How many small investors do you know that are privy to the institutionalized business interests of the Fortune 500, much less privy to the interests that prevail within that alliance of 35? Small investors will perennially be subject to whims of large, institutionalized interests. Is there enough congressional will power to protect the average American Joe and Joan?
Time is not on your side if you are forced to enter or leave the market on a low note, because you can, even after many years of an overall rising market, still lose it all. Just ask a Chilean or a British retiree that opted for the private fund choice offered to them decades ago, but who is now being forced into poverty-level circumstances, clamoring to return to their country’s traditional publicly-financed fund. The British and Chilean fiascos aren’t merely about fund managers lining up to perennially lobby government for fees that hijacked their proceeds to the tune of up to 30 percent of the principal.
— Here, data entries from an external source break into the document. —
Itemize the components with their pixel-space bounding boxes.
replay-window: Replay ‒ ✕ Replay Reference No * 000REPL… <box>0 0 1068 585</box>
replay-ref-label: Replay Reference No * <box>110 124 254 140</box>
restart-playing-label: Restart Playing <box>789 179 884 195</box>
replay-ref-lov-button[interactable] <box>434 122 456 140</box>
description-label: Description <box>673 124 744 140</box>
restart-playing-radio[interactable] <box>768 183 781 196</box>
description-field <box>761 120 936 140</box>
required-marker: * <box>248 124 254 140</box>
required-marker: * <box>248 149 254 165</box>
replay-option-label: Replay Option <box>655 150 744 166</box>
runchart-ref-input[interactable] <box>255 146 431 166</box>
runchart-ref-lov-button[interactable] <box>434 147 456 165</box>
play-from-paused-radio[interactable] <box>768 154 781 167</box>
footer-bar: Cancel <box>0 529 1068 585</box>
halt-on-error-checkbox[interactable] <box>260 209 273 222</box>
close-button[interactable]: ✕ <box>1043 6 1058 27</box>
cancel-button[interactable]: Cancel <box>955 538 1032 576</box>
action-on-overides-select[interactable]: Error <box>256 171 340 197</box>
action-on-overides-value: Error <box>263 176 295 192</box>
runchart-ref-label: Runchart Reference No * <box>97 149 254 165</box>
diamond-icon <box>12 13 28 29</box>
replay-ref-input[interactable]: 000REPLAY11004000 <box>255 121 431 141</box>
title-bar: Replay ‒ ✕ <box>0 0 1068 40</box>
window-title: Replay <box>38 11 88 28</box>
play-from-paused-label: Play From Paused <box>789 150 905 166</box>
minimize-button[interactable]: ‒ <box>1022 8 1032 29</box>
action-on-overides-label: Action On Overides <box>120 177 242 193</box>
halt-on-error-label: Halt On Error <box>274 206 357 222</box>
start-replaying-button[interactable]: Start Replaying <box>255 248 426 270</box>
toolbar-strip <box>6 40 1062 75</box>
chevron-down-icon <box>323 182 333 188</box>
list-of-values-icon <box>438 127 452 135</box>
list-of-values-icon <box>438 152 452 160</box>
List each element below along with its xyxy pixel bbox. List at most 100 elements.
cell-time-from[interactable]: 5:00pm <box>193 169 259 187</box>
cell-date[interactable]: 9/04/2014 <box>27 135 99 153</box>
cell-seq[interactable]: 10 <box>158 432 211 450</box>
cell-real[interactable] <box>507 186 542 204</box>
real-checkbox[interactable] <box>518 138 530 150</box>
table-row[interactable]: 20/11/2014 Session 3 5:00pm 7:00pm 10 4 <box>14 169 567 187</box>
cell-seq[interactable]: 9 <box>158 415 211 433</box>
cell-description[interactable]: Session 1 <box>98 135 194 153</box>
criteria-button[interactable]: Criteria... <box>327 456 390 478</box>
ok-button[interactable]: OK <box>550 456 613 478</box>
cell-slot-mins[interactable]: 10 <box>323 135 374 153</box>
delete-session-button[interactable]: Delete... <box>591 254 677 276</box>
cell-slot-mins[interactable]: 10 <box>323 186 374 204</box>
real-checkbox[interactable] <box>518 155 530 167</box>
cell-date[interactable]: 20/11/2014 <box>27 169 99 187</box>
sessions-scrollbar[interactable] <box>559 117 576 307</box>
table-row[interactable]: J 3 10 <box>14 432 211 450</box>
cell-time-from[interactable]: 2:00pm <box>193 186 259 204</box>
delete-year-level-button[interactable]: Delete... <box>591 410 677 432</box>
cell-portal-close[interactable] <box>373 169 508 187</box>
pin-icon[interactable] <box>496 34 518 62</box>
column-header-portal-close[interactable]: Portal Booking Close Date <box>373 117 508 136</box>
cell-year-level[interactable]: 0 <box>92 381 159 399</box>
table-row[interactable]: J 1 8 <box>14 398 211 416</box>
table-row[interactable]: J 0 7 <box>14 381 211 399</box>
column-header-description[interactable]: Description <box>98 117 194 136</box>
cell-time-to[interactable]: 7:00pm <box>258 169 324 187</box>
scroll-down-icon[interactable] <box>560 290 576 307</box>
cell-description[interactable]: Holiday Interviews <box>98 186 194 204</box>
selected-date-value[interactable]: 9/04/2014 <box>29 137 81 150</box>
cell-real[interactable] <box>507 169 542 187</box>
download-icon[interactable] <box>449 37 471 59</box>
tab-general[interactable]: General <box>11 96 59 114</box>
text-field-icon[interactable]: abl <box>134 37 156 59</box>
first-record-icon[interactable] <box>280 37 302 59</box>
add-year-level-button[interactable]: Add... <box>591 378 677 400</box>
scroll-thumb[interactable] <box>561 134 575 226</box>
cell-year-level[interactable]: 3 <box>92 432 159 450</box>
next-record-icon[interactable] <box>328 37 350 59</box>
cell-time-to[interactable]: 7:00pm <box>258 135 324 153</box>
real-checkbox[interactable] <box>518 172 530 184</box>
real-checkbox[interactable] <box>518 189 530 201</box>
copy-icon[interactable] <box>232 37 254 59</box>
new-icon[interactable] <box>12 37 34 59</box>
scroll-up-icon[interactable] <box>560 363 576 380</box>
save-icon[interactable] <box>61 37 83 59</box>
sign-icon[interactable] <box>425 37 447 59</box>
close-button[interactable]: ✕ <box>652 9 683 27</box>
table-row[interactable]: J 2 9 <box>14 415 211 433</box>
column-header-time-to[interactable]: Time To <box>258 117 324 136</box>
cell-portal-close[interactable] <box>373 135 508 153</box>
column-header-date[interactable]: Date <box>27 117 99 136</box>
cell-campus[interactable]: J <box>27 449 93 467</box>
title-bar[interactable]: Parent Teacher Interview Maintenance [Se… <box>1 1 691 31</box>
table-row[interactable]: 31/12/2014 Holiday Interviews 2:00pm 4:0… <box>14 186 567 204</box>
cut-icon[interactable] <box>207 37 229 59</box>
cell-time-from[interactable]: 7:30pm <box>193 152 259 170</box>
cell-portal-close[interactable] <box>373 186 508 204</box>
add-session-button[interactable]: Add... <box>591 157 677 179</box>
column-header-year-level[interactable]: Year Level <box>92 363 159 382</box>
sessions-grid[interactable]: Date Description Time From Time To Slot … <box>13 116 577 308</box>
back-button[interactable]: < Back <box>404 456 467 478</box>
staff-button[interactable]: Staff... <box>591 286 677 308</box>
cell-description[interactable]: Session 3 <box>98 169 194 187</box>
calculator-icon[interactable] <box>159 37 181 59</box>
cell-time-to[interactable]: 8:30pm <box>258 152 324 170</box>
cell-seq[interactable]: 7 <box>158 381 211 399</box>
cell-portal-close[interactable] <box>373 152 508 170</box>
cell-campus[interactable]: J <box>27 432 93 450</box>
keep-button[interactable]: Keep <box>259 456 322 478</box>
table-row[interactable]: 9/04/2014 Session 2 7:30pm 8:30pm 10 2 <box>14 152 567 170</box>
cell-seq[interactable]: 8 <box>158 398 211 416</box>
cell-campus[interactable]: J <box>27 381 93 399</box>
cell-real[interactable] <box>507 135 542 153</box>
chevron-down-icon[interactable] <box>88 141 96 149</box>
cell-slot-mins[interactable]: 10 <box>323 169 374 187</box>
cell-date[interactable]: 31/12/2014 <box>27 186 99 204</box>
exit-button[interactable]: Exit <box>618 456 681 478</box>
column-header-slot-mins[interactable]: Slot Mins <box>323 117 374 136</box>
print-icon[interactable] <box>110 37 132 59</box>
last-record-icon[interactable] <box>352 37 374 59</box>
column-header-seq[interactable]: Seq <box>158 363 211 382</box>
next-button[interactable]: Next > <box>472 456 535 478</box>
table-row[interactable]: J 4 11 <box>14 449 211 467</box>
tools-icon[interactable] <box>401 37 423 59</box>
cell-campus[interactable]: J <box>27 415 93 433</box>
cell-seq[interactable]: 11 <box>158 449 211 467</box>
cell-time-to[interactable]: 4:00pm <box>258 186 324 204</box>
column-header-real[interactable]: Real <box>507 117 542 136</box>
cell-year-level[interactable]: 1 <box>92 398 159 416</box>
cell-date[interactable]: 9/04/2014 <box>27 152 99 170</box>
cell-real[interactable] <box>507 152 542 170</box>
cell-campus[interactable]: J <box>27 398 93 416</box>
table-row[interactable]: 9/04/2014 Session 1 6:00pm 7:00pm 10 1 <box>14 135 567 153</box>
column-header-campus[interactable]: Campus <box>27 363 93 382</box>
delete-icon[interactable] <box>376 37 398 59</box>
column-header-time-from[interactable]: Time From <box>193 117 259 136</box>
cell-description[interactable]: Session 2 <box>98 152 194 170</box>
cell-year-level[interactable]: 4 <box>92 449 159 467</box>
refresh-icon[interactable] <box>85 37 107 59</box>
It was also about poor investment choices, or choices that appeared to be good ideas at the time, but have now deteriorated, in the hands of alleged “free” market forces that emerged in shrinking economies.
Try this: write “MY SOCIAL SECURITY CHOICE” (all capital letters) on a sheet of paper. Hold it up to a mirror and then turn it around. Watch what happens to the word “choice” (with apologies to Tom Robbins).
Remember that it will take a lot more than mirrors to turn our nation’s Social Security choice around, once it is error bound.